Distinguishing between information to trust and material to avoid can be a challenge. Here are a few tips to help you analyze nutrition research news so you can determine whether an article is sharing valid, comprehensive, and credible information.

1Recognize the difference between “caused” and \”associated.”

Check whether the article says that something caused a result, or is is associated with a result – because there’s a difference. An association is a relationship or link between two entities. Causation means one variable directly affects another.

Because there isn’t a lot of certainty in nutrition science, researchers often can’t truly know if what they were studying caused a result. Therefore, when an article reports that there was a definite cause-effect relationship, it probably isn’t true. For example, be wary of headlines such as “Potato Chips Pile on the Pounds, Study Finds” or “7 Healthy Foods that Can Make You Fat.” These headlines imply that eating a specific food or drink independently causes weight gain, when there are a number of factors involved such as overall diet and lifestyle habits.

Trustworthy articles and studies will report that something may have caused a result, or that there appears to be an association between consuming something and an effect.

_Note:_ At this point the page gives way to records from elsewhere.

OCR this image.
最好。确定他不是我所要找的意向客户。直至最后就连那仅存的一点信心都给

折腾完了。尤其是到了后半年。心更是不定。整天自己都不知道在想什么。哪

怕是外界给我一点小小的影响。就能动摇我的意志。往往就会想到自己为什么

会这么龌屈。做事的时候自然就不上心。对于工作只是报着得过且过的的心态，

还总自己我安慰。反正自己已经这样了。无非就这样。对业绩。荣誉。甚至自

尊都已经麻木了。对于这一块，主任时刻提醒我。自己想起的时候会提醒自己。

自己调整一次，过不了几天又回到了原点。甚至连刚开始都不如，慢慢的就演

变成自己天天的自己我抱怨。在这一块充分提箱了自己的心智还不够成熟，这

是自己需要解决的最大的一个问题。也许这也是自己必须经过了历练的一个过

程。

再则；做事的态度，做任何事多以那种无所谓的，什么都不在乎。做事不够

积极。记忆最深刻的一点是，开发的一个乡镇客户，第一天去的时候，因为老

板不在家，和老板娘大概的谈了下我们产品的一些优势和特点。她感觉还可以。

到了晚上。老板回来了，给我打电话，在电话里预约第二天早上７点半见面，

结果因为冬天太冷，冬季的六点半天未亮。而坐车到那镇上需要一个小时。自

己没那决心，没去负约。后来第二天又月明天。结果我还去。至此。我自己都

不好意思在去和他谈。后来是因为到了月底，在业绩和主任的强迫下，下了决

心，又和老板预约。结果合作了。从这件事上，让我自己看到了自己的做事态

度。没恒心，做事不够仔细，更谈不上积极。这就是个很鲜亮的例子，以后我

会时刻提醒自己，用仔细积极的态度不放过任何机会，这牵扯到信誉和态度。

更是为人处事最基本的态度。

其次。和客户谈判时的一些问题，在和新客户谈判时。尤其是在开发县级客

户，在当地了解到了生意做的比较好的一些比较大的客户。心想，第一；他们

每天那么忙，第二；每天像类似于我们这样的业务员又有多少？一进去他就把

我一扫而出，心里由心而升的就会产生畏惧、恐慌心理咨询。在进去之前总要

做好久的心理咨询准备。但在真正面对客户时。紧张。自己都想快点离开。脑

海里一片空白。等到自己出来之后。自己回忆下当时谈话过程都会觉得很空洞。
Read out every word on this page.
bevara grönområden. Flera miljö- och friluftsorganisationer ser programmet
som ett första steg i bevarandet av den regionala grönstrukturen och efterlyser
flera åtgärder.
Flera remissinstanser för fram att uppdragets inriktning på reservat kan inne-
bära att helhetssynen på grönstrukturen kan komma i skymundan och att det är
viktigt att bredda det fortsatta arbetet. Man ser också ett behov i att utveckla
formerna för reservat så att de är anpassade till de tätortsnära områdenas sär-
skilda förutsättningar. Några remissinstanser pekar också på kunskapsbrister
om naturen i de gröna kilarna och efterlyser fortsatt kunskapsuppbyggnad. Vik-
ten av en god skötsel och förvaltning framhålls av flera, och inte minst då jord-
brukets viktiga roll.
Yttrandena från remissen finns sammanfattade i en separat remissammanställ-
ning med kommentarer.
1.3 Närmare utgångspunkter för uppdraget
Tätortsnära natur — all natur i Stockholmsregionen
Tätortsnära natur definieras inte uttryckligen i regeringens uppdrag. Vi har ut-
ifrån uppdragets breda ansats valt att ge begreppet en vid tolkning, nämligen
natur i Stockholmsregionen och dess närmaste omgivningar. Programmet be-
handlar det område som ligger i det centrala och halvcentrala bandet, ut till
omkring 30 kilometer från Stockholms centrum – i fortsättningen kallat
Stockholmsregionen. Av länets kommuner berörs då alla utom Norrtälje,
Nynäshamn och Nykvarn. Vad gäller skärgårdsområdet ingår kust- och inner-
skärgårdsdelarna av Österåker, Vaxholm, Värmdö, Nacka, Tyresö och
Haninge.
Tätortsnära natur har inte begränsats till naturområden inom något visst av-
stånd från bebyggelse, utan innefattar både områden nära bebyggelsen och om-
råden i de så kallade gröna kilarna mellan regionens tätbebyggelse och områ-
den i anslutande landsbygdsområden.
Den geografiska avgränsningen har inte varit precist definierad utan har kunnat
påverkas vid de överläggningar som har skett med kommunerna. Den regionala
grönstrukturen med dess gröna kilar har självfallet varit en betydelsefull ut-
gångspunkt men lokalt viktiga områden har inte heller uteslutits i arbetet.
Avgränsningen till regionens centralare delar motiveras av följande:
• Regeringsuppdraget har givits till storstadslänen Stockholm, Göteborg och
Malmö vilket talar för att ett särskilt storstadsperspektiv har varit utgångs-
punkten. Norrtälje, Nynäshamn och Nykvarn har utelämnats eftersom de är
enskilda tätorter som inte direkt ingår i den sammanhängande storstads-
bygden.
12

2. Look for high-quality studies.

Here are six key components to consider when determining if a study was conducted in a sound, credible way:

  1. Was the study published? Often times, the media covers studies that have been presented but not published. For a study to be published, it needs to go through a peer-review process that validates the research. Unpublished studies may give you an idea of where research is heading in the future, but a study is not considered trustworthy until it is evaluated by other scientists in the field and published.
  2. What was being studied? The study or article should clearly state what was being investigated. If the study was looking at the consumption of trans fat and cardiovascular disease risk, make sure that the news article is reporting specifically on disease risk and not something else.
  3. Who was being studied? Studies that look at one group of people cannot say that their results apply to different groups of people. For example, if a study observes women in Canada, it does not mean that the results are the same for men in Mexico. Other studies will focus on a certain gender, age, or group such as males aged 50-70 with a high risk of diabetes or just children. If a study targets a specific group, it does not represent the entire population. Some news articles fail to acknowledge this, and will overstate that the results apply to everyone. Additionally, avoid any news articles covering studies done on animals that imply that the same results apply to humans.
  4. How many people were being studied? While small studies are important because they signify a relationship, a large study is necessary to apply results to a population group. These studies include hundreds and sometimes thousands of subjects. Always check out the study size. When studies have too few participants, results may look more significant than they actually are.
  5. How long were they studied? If a study is too short, it could mean that real results did not have enough time to appear. If the study is too long, it could mean that there are unintended results occurring. The length of a study depends on what is being studied. Good studies will acknowledge the appropriate lengths of time for what they are examining.
  6. Know the study’s limitations. No matter how good a study may be, there are always variables that cannot be controlled or should be looked at in future studies. Be sure you understand what the study didn’t look at or could not control. A credible study will also mention what other studies found, and how its findings fit into the totality of the data available.

3. Avoid stories that use sensational phrases, or seem too simplistic to be true.

In the current age of clickbait, many reports on studies use exaggerated phrases to get people’s attention. However, keep in mind that nutrition research is generally uncertain. This means that it’s very rare for someone to find a new miracle superfood hiding in the jungle, or suddenly discover that milk can stop cancer. Sound articles will use balanced and conservative language.

4. Head straight to the source.

If you’re ever not completely satisfied with the information included in a news article, go straight to the source. Find a link to the actual research study, or go to a library and see if you can access it there. All published research studies include an abstract, or paragraph which summarizes the study.

At the end of the day, always remember that quality nutrition science takes time. While it can be tempting to jump to certain conclusions, an extra attentiveness to credibility will help you feel confident in the dietary and nutrition-related decisions you make for you and your family.